Smith's barbershop became a gathering place for local abolitionists, including Lewis Hayden and Charles Sumner. He was active in the New England Freedom Association, an organization that assisted refugees from slavery. After the Fugitive Slave Act was passed in 1850, Smith sheltered refugees and helped with their escape plans. Notably, he sheltered Ellen and William Craft during their stay in Boston.

On February 15, 1851, Smith was one of the activists who helped free Shadrach Minkins from the court house in Boston, where he was being held under the Fugitive Slave Act. Two days later, he drove Minkins by buggy from a safe house in Cambridge, Massachusetts, to another in Concord. Smith was one of several people arrested in connection with the rescue, but could not be positively identified and was released. He was also involved in the failed attempt to rescue George Latimer in 1842.

During the Civil War, he was appointed by Governor John Albion Andrew to recruit officers for the Massachusetts African-American regiments.
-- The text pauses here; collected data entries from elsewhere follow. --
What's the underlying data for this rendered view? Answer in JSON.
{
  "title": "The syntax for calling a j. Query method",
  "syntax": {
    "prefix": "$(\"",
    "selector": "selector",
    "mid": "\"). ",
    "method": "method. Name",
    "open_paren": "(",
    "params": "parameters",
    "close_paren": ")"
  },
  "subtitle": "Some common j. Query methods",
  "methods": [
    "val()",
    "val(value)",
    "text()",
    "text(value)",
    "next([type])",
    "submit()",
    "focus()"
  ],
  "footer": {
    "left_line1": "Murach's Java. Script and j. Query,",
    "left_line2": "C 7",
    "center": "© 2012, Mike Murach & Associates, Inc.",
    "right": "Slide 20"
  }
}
Later he served as a provost marshal in Washington, D.C.

=== Political career ===

Smith was one of the earliest Republicans in Massachusetts, and attended their first state party convention in Worcester. In 1868, he became the third African American to sit on the Massachusetts legislature when he was elected to represent Ward 6 in the state house of representatives. He was reelected in 1869 and 1872, making him the first black legislator to serve more than one term in Massachusetts.

In 1878, Smith was elected to the Boston Common Council, where he served for "a number of years" as one of its first African-American members. During his first year on the council, Smith was responsible for the hiring of Horatio J. Homer, the Boston Police Department's first black officer.

=== Personal life and legacy ===

Smith met his wife Georgianna, a multiracial woman from Nova Scotia, in the 1840s. The couple's first home was on Wilson's Lane in Boston. They raised six children. Their daughter Elizabeth graduated from the Boston Normal School and began teaching at the Phillips School in the early 1870s; she was likely the first black teacher in an integrated Boston public school.

In 1844, Smith co-founded the Bay State lodge of the Grand United Order of Odd Fellows. He was also a Prince Hall Mason. At the time of his death, he was reportedly the oldest Odd Fellow in the world, and the oldest Past Grand Master in Prince Hall Freemasonry. He was also a trustee of the A M. E. Zion Church.

Smith reportedly spent time in California during the Gold Rush of 1849. In 1878, he moved to 86 Pinckney Street, where he lived until 1893. From there, he moved to Jamaica Plain, and around 1900 moved in with his two daughters at 45 Wellesley Park in Dorchester.

He died at his home in Dorchester on November 4, 1906, aged 86. His funeral was held in the A. M. E. Zion Church on Columbus Avenue, with Masonic services. He was buried in the Forest Hills Cemetery.

The John J. Smith House at 86 Pinckney Street is a Boston African American National Historic Site and is on the Black Heritage Trail.